Interfacial Chemistry and Lithiophilicity Design for High Energy Hybrid Li‐Ion/Metal Batteries in a Wide Temperature Range

Abstract Hybrid Li‐ion/metal batteries can optimize energy density and lifespan. However, hybrid batteries face key obstacles like poor Li reversibility and dendrite growth. Herein, carbon nanofibers encapsulated by graphitized layers decorated with uniformly distributed Ag nanoparticles (G‐CF‐Ag) are designed, and interfacial chemistry is regulated to enhance the performance of hybrid batteries. The C sp2 carbon structure in graphitized layers effectively reduces side reactions with electrolytes, and Ag nanoparticles improve lithiophilicity and induce uniform Li plating/stripping. A weakly solvated electrolyte of 1 m LiFSI‐THF‐0.5wt.%LiNO 3 induces interfacial chemistry to achieve rapid transport of Li‐ions under fast charging conditions and low temperatures. Consequently, with a high‐capacity Li deposition of 500 mA h g −1 (≈1.25 mA h cm −2 ), the G‐CF‐Ag||Li delivers an ultra‐high plateau capacity of 716 mA h g −1 at voltages below 0.1V at 0.2 C, and maintains an average CE of 99.1% over 150 cycles at 2 C fast charging.
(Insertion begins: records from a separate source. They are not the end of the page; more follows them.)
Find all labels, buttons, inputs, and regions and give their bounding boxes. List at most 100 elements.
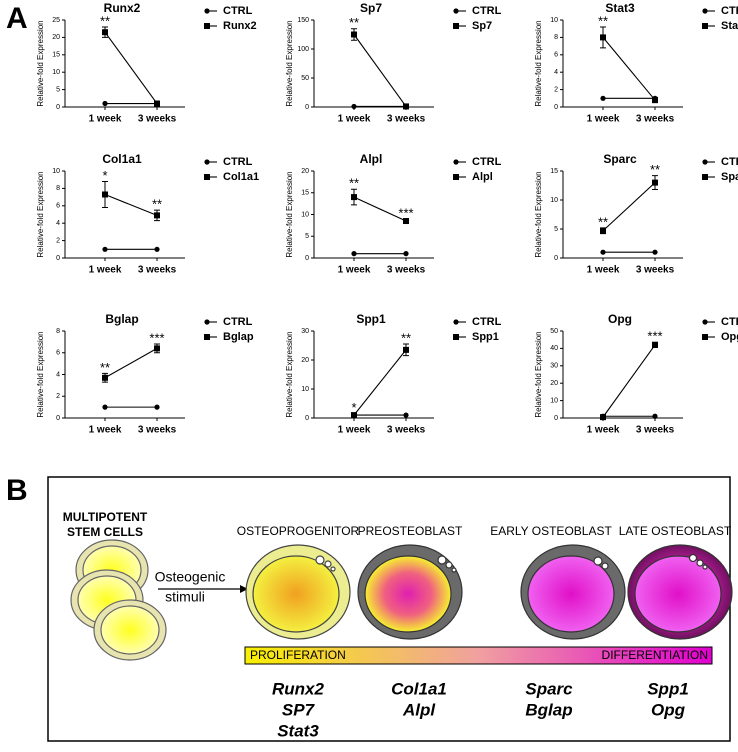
x-tick-label: 3 weeks [636,114,675,125]
y-tick-label: 10 [550,17,558,24]
chart-title: Stat3 [605,1,635,15]
y-tick-label: 0 [56,104,60,111]
marker [154,345,160,351]
marker [403,103,409,109]
marker [351,251,356,256]
source-label: STEM CELLS [67,525,143,539]
y-tick-label: 8 [554,34,558,41]
legend-label: Col1a1 [223,171,259,183]
cell [628,545,732,639]
stage-label: LATE OSTEOBLAST [619,524,732,538]
panel-label: B [6,474,28,507]
marker [154,212,160,218]
series-line [105,32,157,103]
marker [102,405,107,410]
marker-gene: SP7 [282,700,316,719]
y-tick-label: 30 [550,363,558,370]
marker [652,414,657,419]
x-tick-label: 3 weeks [138,114,177,125]
y-tick-label: 50 [550,328,558,335]
chart-title: Col1a1 [102,152,142,166]
marker [652,180,658,186]
legend-label: CTRL [721,156,738,168]
stem-cells [71,540,166,660]
marker [102,191,108,197]
stimulus-label: Osteogenic [155,569,226,585]
chart-title: Bglap [105,312,138,326]
y-tick-label: 10 [301,386,309,393]
x-tick-label: 1 week [338,265,371,276]
x-tick-label: 1 week [89,114,122,125]
marker [154,101,160,107]
x-tick-label: 1 week [587,425,620,436]
series-line [603,183,655,231]
y-axis-label: Relative-fold Expression [534,331,543,417]
cell [358,545,462,639]
x-tick-label: 3 weeks [636,265,675,276]
chart-title: Sp7 [360,1,382,15]
legend-marker [702,23,708,29]
marker-gene: Runx2 [272,679,325,698]
y-tick-label: 8 [56,185,60,192]
legend-marker [453,174,459,180]
y-axis-label: Relative-fold Expression [285,20,294,106]
significance: *** [149,330,164,345]
legend-label: CTRL [223,316,253,328]
legend-marker [702,159,707,164]
y-tick-label: 0 [305,104,309,111]
legend-marker [702,8,707,13]
legend-label: CTRL [472,156,502,168]
marker-gene: Sparc [525,679,573,698]
marker [600,250,605,255]
marker [652,97,658,103]
y-tick-label: 4 [56,371,60,378]
x-tick-label: 1 week [587,265,620,276]
series-line [603,345,655,417]
x-tick-label: 1 week [338,114,371,125]
legend-label: Runx2 [223,20,257,32]
legend-marker [453,334,459,340]
x-tick-label: 3 weeks [138,425,177,436]
y-tick-label: 8 [56,328,60,335]
marker [403,413,408,418]
y-tick-label: 50 [301,75,309,82]
y-tick-label: 40 [550,345,558,352]
legend-marker [453,159,458,164]
significance: ** [349,176,359,191]
significance: ** [598,13,608,28]
significance: ** [598,214,608,229]
significance: ** [152,197,162,212]
legend-marker [453,8,458,13]
y-tick-label: 5 [305,233,309,240]
marker [154,247,159,252]
marker-gene: Spp1 [647,679,689,698]
significance: *** [647,329,662,344]
y-tick-label: 15 [301,190,309,197]
chart-title: Alpl [360,152,383,166]
x-tick-label: 3 weeks [636,425,675,436]
y-tick-label: 20 [301,357,309,364]
y-axis-label: Relative-fold Expression [36,331,45,417]
panel-label: A [6,2,28,35]
x-tick-label: 1 week [338,425,371,436]
marker [351,104,356,109]
marker [351,32,357,38]
series-line [105,348,157,377]
marker [351,194,357,200]
y-axis-label: Relative-fold Expression [36,20,45,106]
y-axis-label: Relative-fold Expression [534,171,543,257]
marker [102,101,107,106]
stage-label: PREOSTEOBLAST [358,524,463,538]
y-tick-label: 5 [56,86,60,93]
x-tick-label: 3 weeks [387,265,426,276]
y-tick-label: 2 [56,393,60,400]
y-tick-label: 30 [301,328,309,335]
y-tick-label: 0 [554,255,558,262]
legend-marker [702,319,707,324]
y-tick-label: 10 [301,211,309,218]
source-label: MULTIPOTENT [63,510,148,524]
x-tick-label: 1 week [89,265,122,276]
significance: ** [401,330,411,345]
Notably, the cell continues to operate stably even in a wide temperature range from 50°C to ‐20°C. Furthermore, at an ultra‐low N/P ratio of 0.3, the G‐CF‐Ag||NCM811 provides a high energy density of 587.5 W h kg −1 at 0.2 C. At the same N/P ratio, the G‐CF‐Ag||LFP maintains stable cycling in a wide temperature range from 50°C to ‐20°C.